Солнце уже почти закатилось. Короткие Каролинские сумерки должны были очень скоро смениться тёмной, безлунной ночью, и нам не приходилось особенно опасаться, что в такой темноте наше убежище будет открыто.

Я взглянул на Томаса, как бы спрашивая его совета. Он отвёл меня в сторону, предварительно удостоверившись, достаточно ли крепко наш пленник привязан к дереву. А привязали мы его верёвками, найденными у него же в кармане; верёвки эти были приготовлены им, надо полагать, для совершенно других нужд.

Остановившись, Томас немного помолчал, как будто собираясь с мыслями.

— Арчи, — произнёс он наконец, указывая на Мартина, — этот человек сегодня умрёт!

В голосе его звучало ледяное спокойствие и в то же время какая-то безумная сила.

Я был поражён и не сразу мог ответить. Я взглянул на Томаса; лицо его выражало суровое торжество и непреклонную волю. Глаза его сверкали. Он снова повторил, но на этот раз тихим и спокойным голосом, который совершенно не подходил для таких слов:

— Говорю тебе, Арчи, этот человек сегодня умрёт! Это она велит. Я это ей обещал, и теперь время пришло.

— Кто это велит? — поспешно спросил я.

— И ты ещё спрашиваешь — кто, Арчи? Да ведь этот человек — убийца моей жены!

Хоть мы с Томасом были всегда очень дружны, он после смерти жены впервые заговорил о ней со мной так прямо. Иногда, правда, мне приходилось слышать от него какие-то туманные намёки. И я вспомнил, что несколько раз в очень странных и бессвязных словах он уверял меня, что и теперь общается с ней.

Сейчас, когда он произнёс её имя, слёзы навернулись у него на глазах. Он поспешил смахнуть их и с холодным спокойствием в третий раз повторил так же тихо, но решительно:

— Говорю тебе, Арчи, этот человек сегодня умрёт!

Перебирая в памяти все подробности смерти его жены, я не мог не признать, что и в самом деле убил её мистер Мартин. Все мои симпатии и тогда и теперь были на стороне Томаса. Убийца находился в его власти. Томас считал, что он обязан покарать его, и я вынужден был признать, что казнь эта будет актом справедливого возмездия.

Тем не менее мысль, что придётся пролить кровь, была для меня нестерпима. А может быть, где-то на дне души ещё притаились остатки рабского страха и постыдного малодушия, которые более сильный духом Томас сумел окончательно в себе преодолеть. Я признавал, что, по справедливости, управляющий должен заплатить за всё жизнью, но в то же время я напомнил Томасу обещание мистера Мартина, который заверял, что простит нас и оградит от наказания, если мы доставим его домой.
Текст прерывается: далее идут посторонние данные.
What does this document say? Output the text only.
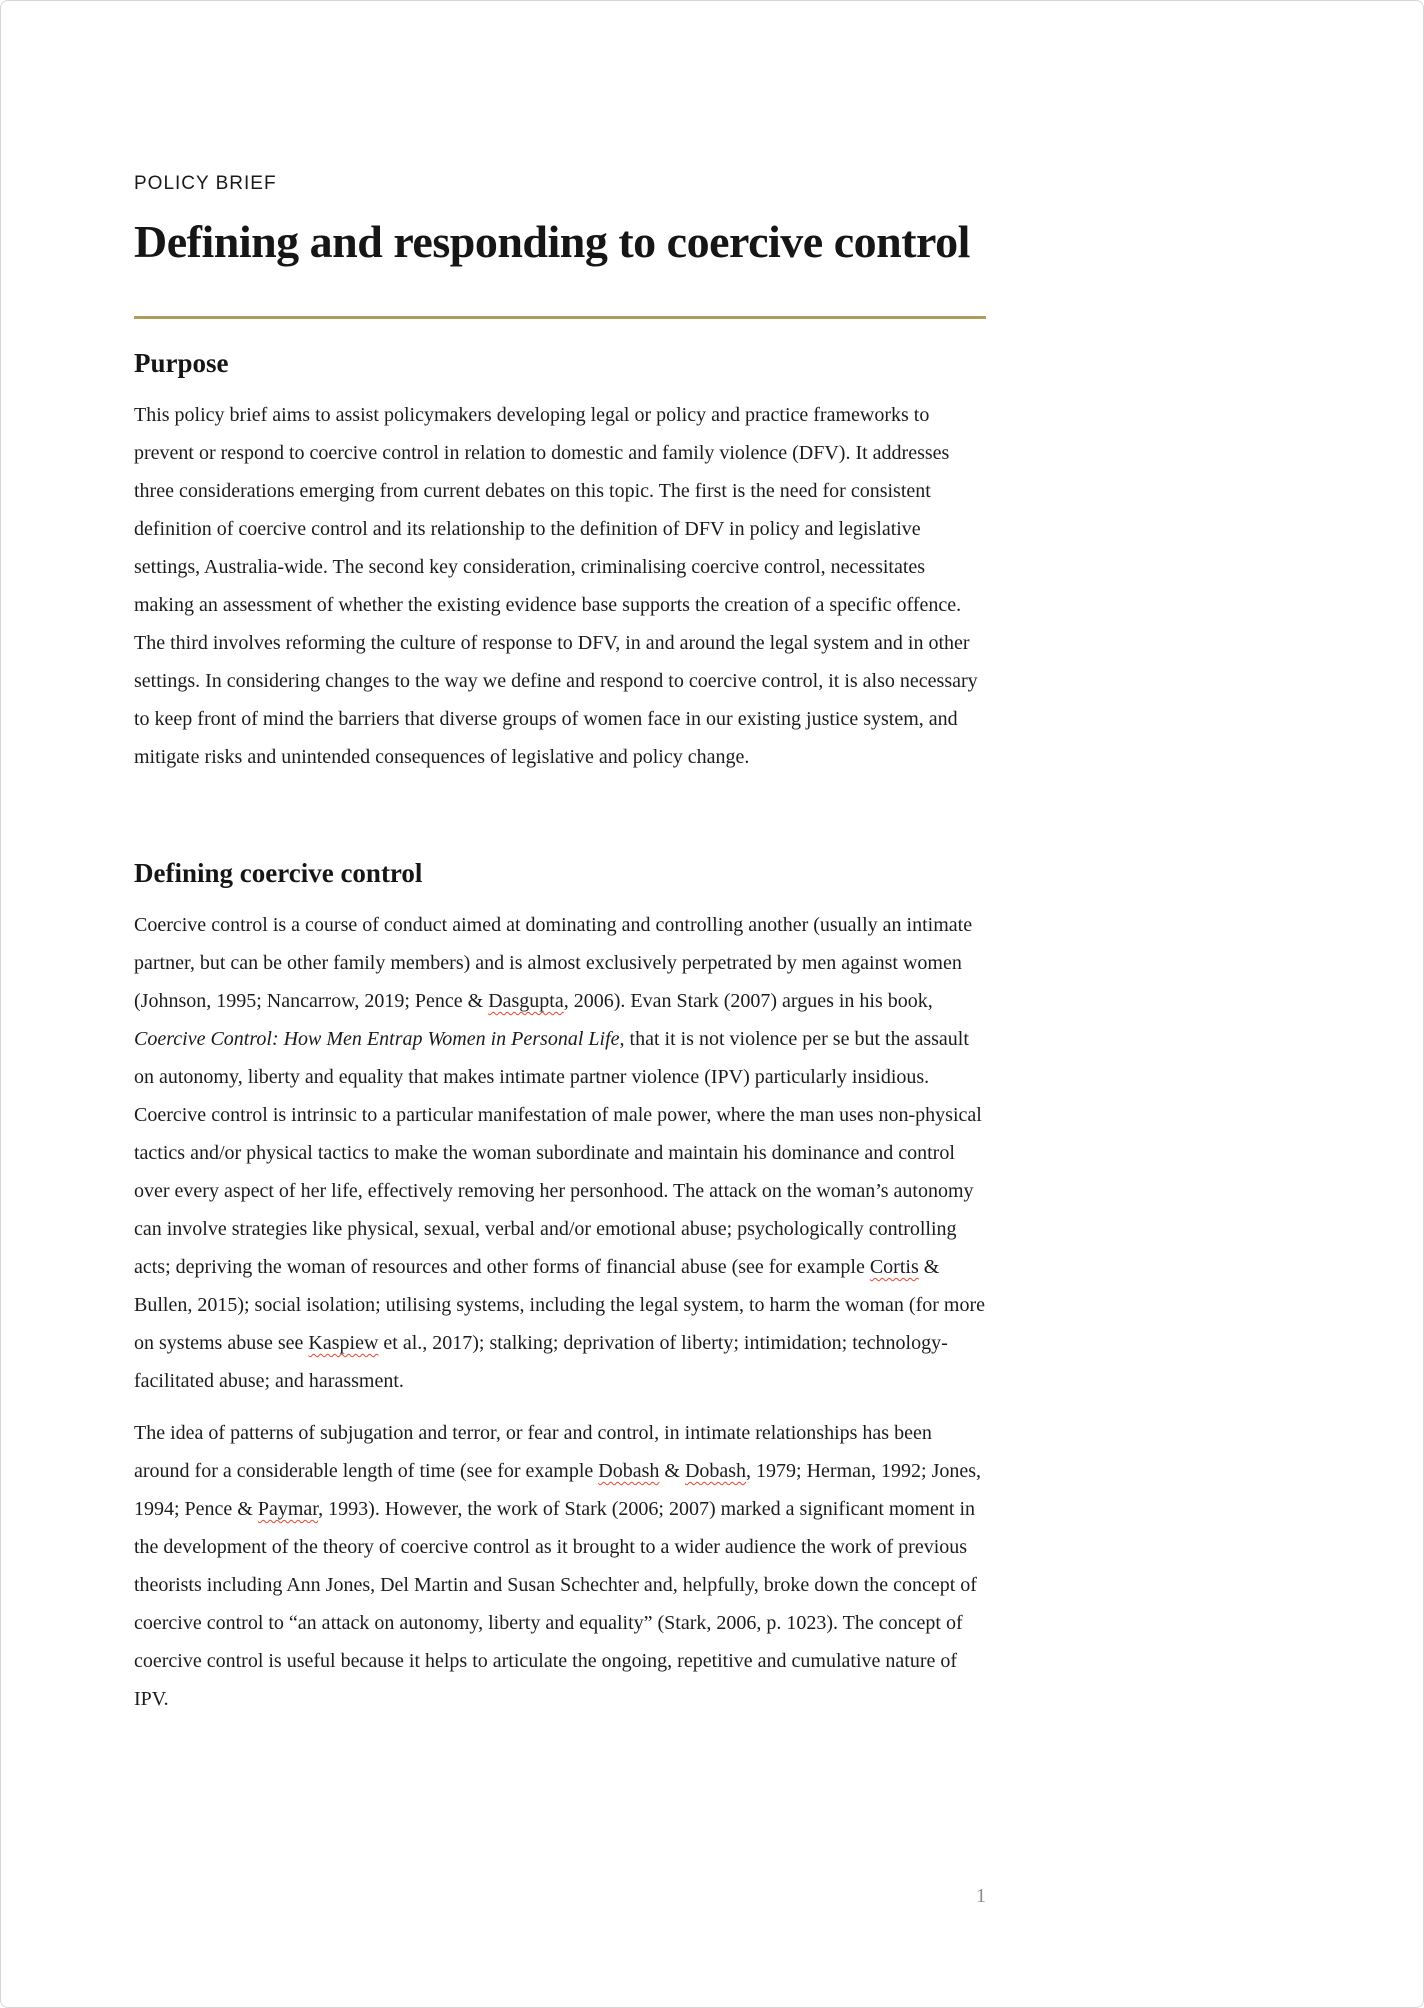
POLICY BRIEF
Defining and responding to coercive control
Purpose

This policy brief aims to assist policymakers developing legal or policy and practice frameworks to prevent or respond to coercive control in relation to domestic and family violence (DFV). It addresses three considerations emerging from current debates on this topic. The first is the need for consistent definition of coercive control and its relationship to the definition of DFV in policy and legislative settings, Australia-wide. The second key consideration, criminalising coercive control, necessitates making an assessment of whether the existing evidence base supports the creation of a specific offence. The third involves reforming the culture of response to DFV, in and around the legal system and in other settings. In considering changes to the way we define and respond to coercive control, it is also necessary to keep front of mind the barriers that diverse groups of women face in our existing justice system, and mitigate risks and unintended consequences of legislative and policy change.

Defining coercive control

Coercive control is a course of conduct aimed at dominating and controlling another (usually an intimate partner, but can be other family members) and is almost exclusively perpetrated by men against women (Johnson, 1995; Nancarrow, 2019; Pence & Dasgupta, 2006). Evan Stark (2007) argues in his book, Coercive Control: How Men Entrap Women in Personal Life, that it is not violence per se but the assault on autonomy, liberty and equality that makes intimate partner violence (IPV) particularly insidious. Coercive control is intrinsic to a particular manifestation of male power, where the man uses non-physical tactics and/or physical tactics to make the woman subordinate and maintain his dominance and control over every aspect of her life, effectively removing her personhood. The attack on the woman’s autonomy can involve strategies like physical, sexual, verbal and/or emotional abuse; psychologically controlling acts; depriving the woman of resources and other forms of financial abuse (see for example Cortis & Bullen, 2015); social isolation; utilising systems, including the legal system, to harm the woman (for more on systems abuse see Kaspiew et al., 2017); stalking; deprivation of liberty; intimidation; technology-facilitated abuse; and harassment.

The idea of patterns of subjugation and terror, or fear and control, in intimate relationships has been around for a considerable length of time (see for example Dobash & Dobash, 1979; Herman, 1992; Jones, 1994; Pence & Paymar, 1993). However, the work of Stark (2006; 2007) marked a significant moment in the development of the theory of coercive control as it brought to a wider audience the work of previous theorists including Ann Jones, Del Martin and Susan Schechter and, helpfully, broke down the concept of coercive control to “an attack on autonomy, liberty and equality” (Stark, 2006, p. 1023). The concept of coercive control is useful because it helps to articulate the ongoing, repetitive and cumulative nature of IPV.

1
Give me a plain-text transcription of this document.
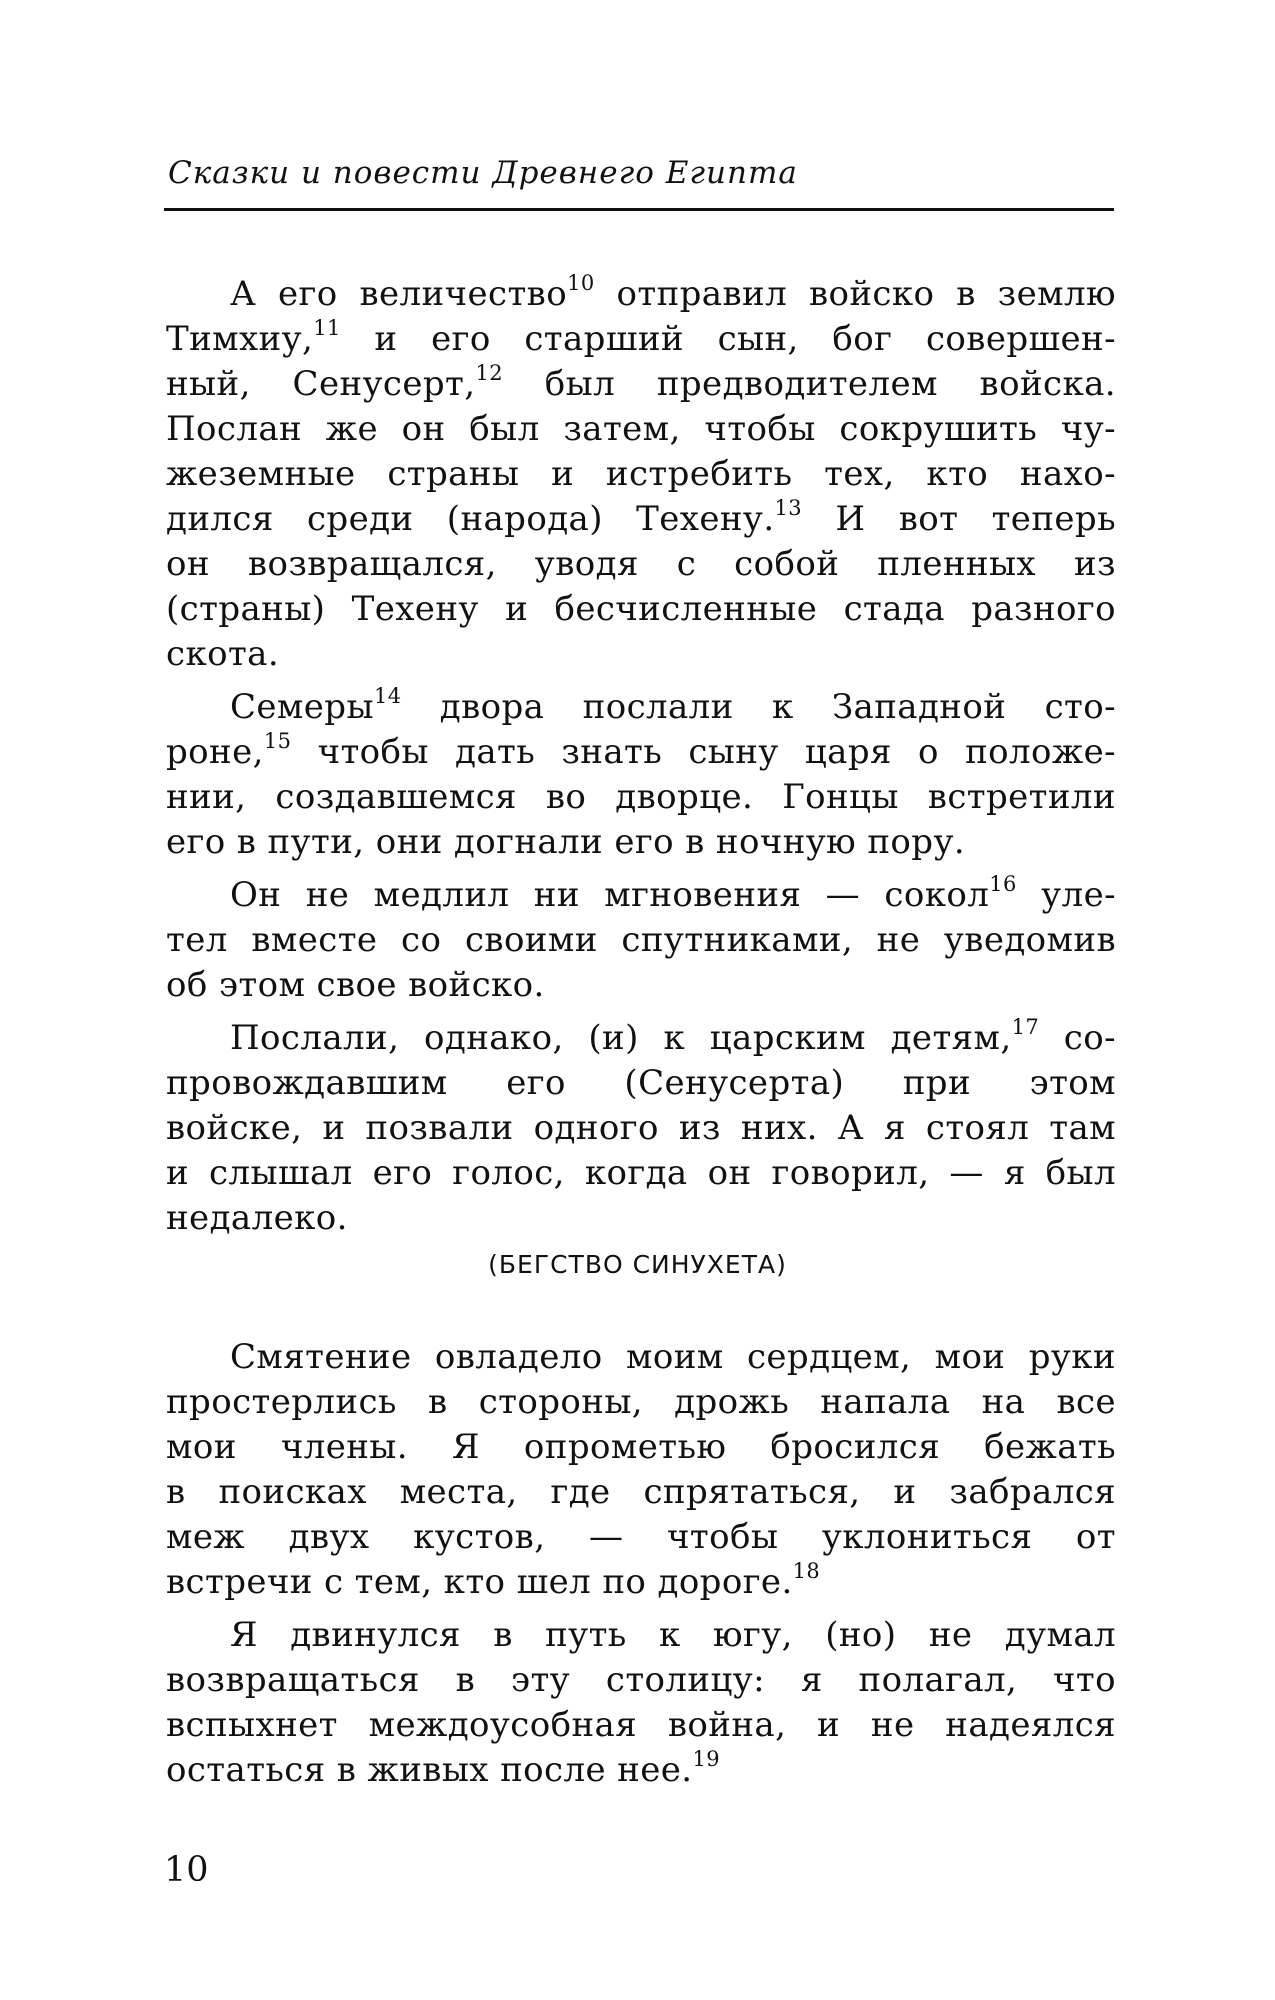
Сказки и повести Древнего Египта
А его величество$^{10}$ отправил войско в землю
Тимхиу,$^{11}$ и его старший сын, бог совершен-
ный, Сенусерт,$^{12}$ был предводителем войска.
Послан же он был затем, чтобы сокрушить чу-
жеземные страны и истребить тех, кто нахо-
дился среди (народа) Техену.$^{13}$ И вот теперь
он возвращался, уводя с собой пленных из
(страны) Техену и бесчисленные стада разного
скота.
Семеры$^{14}$ двора послали к Западной сто-
роне,$^{15}$ чтобы дать знать сыну царя о положе-
нии, создавшемся во дворце. Гонцы встретили
его в пути, они догнали его в ночную пору.
Он не медлил ни мгновения — сокол$^{16}$ уле-
тел вместе со своими спутниками, не уведомив
об этом свое войско.
Послали, однако, (и) к царским детям,$^{17}$ со-
провождавшим его (Сенусерта) при этом
войске, и позвали одного из них. А я стоял там
и слышал его голос, когда он говорил, — я был
недалеко.
(БЕГСТВО СИНУХЕТА)
Смятение овладело моим сердцем, мои руки
простерлись в стороны, дрожь напала на все
мои члены. Я опрометью бросился бежать
в поисках места, где спрятаться, и забрался
меж двух кустов, — чтобы уклониться от
встречи с тем, кто шел по дороге.$^{18}$
Я двинулся в путь к югу, (но) не думал
возвращаться в эту столицу: я полагал, что
вспыхнет междоусобная война, и не надеялся
остаться в живых после нее.$^{19}$
10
Презрительная улыбка заиграла на лице Томаса.

— Ну, разумеется, Арчи, — произнёс он, — простит и оградит! А на следующий же день — сто ударов плетьми, а затем, по всей вероятности, и петля на шею. Нет, не хочу я такого прощения. Нет, Арчи, не нужна мне их милость. Слишком долго я был рабом. Сейчас я вольный человек, и уж если меня возьмут, так пусть берут и жизнь: к тому же верить им нельзя, даже если бы мы этого хотели. Ты знаешь, что нельзя. Они не считают себя обязанными выполнять обещания, данные рабу. Они готовы сейчас обещать всё что угодно, лишь бы мы оказались в их власти. Только их обещания всё равно что гнилая солома. А вот моё обещание — это другое дело. А ведь я говорил тебе, что я это обещал. Да, я дал клятву и теперь в последний раз повторяю тебе: этот человек сегодня умрёт!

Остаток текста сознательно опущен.